Problem-oriented executive summary:
Why do you think this is a problem that Mailman should solve? What is your desired treatment of this data?
tl;dr for Unicode wonks and wonkabees:
My personal take is similar to Simon's.
Unicode NULs are rather dangerous, because any time you convert to an ASCII-compatible encoding and store it where a C routine can get at it, you risk data corruption when a C string function decides that the NUL is end-of-string, and ignores the tail of the string. To deal with NULs embedded in an array of C chars, you have to forego the whole suite of str*[1], *printf, etc stdlib functions and either (A) dive down to mem* functions, keeping accurate char[] lengths on the side, or (B) create a complete suite of array-handling functions that deal with this for you.
I agree with Simon's guess that you probably have corrupted data or metadata that you're passing to HyperKitty. (By "corrupted metadata" I mean that you've got binary data labelled with "text", or that you have text encoded in something like UTF-16 that normally includes 0x00 *bytes* as a component of non-NUL *characters*, but labelled with an ASCII- compatible encoding such as ISO 8859/1. The latter is a common hack to insert binary data, or "any-encoded" text, into text databases.) This is based on the long tradition of avoiding NULs in string data based on both their standard interpretation as ASCII (memory padding which is to be *ignored*[2]) and the danger that they pose to C programs that use the C stdlib to handle "character" data.
It's true that both Mailman 3 suite and Django are written in Python, which has implemented NUL-handling strategy (B) for us.

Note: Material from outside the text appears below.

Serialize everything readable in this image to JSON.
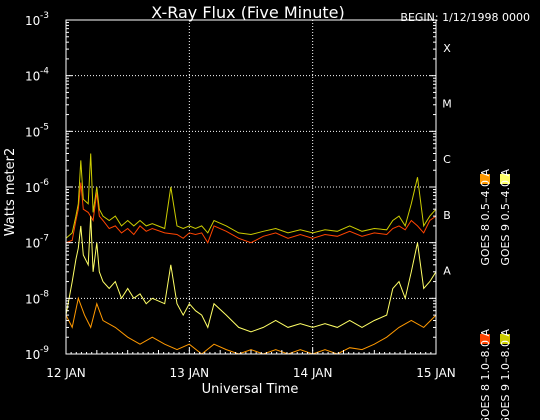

However, Mailman suite eventually calls into a few C (or C++) libraries, especially the database backends, as in this issue. We can't do anything about those backends, of course. Filtering the incoming data is something we could do, I guess, but as Simon points out that would be pretty expensive, and filtering erroneous NULs silently would likely result in inserting corrupt data in the databases.

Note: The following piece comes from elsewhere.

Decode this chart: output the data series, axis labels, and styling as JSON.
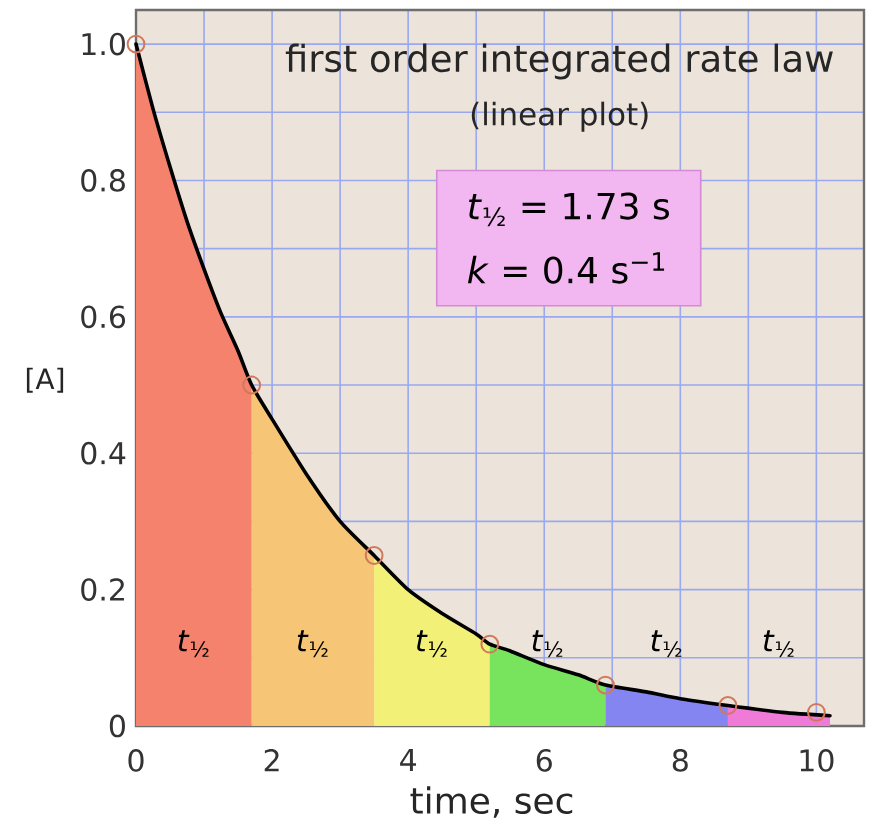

If you're really sure that you have valid ASCII (or Unicode) NULs embedded in your text data, you could try configuring an alternative backend (both for Mailman core and for Django) that handles NULs as valid characters. I don't know if there are any, let alone whether we support any, though.
Footnotes: [1] Including the strn* functions! They protect against buffer *overruns*, but NUL is still end-of-string.
[2] Here's what ECMA-48 "Control Functions for Coded Character Sets", which I believe to be identical to ISO 6429 except that ECMA standards are free to read and ISO charges about $100 for this, says about NUL:
8.3.88 NUL - NULL
Notation: (C0)
Representation: 00/00
NUL is used for media-fill or time-fill. NUL characters may be
inserted into, or removed from, a data stream without affecting
the information content of that stream, but such action may affect
the information layout and/or the control of equipment.
Unicode doesn't say how to interpret NUL at all, but does recommend ISO 6429 as one good way to interpret control characters not otherwise dealt with in Unicode (and it's the only way that Unicode mentions).